In a separate filing, former Republican U.S. Rep. Joe Schwartz and Michigan GOP operative Greg McNeilly signed onto a brief with more than 30 high-profile Republicans, telling the court that the "plain language" of the law protects against discrimination toward gay or transgender workers.

Both briefs include a Michigan case to be argued this fall before the justices involving R.G. and G.R. Harris Funeral Homes, which fired an employee in 2013 after she announced she was transitioning from male to female.  

The funeral home, which asked the high court to hear the case, has argued that an appeals court ruling that sided with the transgender employee, Aimee Stephens, last year "threatens freedom of conscience." 

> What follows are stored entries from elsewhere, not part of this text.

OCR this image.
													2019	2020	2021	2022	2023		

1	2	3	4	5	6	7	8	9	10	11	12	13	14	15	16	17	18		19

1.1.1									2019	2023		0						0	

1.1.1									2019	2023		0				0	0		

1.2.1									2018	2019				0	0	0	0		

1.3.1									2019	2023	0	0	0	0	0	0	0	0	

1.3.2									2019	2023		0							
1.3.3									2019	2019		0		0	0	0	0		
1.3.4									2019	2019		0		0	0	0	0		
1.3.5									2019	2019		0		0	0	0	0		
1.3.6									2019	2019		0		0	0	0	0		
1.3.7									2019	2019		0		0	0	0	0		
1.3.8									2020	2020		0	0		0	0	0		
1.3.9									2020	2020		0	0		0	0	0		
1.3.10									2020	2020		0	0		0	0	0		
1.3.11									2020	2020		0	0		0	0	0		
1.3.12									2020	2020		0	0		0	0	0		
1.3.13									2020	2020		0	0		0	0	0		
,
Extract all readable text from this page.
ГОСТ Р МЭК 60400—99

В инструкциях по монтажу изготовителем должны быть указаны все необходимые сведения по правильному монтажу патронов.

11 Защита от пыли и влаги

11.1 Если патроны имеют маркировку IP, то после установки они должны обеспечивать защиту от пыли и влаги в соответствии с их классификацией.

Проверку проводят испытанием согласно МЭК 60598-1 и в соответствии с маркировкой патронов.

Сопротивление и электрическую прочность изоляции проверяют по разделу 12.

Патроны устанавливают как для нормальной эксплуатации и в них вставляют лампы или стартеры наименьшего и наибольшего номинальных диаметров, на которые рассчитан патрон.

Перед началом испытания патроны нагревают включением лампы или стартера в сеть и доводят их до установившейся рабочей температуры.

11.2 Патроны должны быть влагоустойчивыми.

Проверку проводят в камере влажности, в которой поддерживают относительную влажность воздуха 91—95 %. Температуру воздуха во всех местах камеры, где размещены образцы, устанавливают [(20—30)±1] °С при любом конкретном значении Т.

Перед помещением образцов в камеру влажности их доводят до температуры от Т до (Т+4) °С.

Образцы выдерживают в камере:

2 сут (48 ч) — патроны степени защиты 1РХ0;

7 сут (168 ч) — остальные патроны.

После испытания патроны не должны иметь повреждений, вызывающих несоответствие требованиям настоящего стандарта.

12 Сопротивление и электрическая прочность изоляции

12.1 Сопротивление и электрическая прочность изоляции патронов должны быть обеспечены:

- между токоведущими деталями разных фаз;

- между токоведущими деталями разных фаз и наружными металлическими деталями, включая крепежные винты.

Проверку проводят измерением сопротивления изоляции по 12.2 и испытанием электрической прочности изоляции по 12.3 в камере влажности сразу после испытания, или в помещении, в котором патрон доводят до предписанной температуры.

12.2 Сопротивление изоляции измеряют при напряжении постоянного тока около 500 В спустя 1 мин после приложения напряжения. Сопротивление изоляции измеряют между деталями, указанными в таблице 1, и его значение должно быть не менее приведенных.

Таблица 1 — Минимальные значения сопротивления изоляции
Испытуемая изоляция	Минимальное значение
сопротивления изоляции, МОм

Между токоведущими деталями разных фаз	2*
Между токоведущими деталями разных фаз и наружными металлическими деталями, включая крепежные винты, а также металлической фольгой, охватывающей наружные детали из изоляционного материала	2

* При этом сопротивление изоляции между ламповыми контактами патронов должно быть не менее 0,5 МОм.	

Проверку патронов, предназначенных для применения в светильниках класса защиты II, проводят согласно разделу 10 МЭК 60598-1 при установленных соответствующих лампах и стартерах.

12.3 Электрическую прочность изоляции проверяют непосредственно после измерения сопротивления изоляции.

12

The businesses' brief, announced Tuesday by a coalition of five LGBTQ rights groups, is being submitted to the Supreme Court this week ahead of oral arguments before the justices on Oct. 8 on three cases that may determine whether gays, lesbians and transgender people are protected from discrimination by existing federal civil rights laws.

Among the other 206 corporations endorsing the brief were Amazon, American Airlines, Bank of America, Ben & Jerry’s, Coca-Cola, Domino’s Pizza, Goldman Sachs, IBM, Microsoft, Morgan Stanley, Nike, Starbucks, Viacom, the Walt Disney Co. and Xerox. Two major league baseball teams, the San Francisco Giants and the Tampa Bay Rays, were included.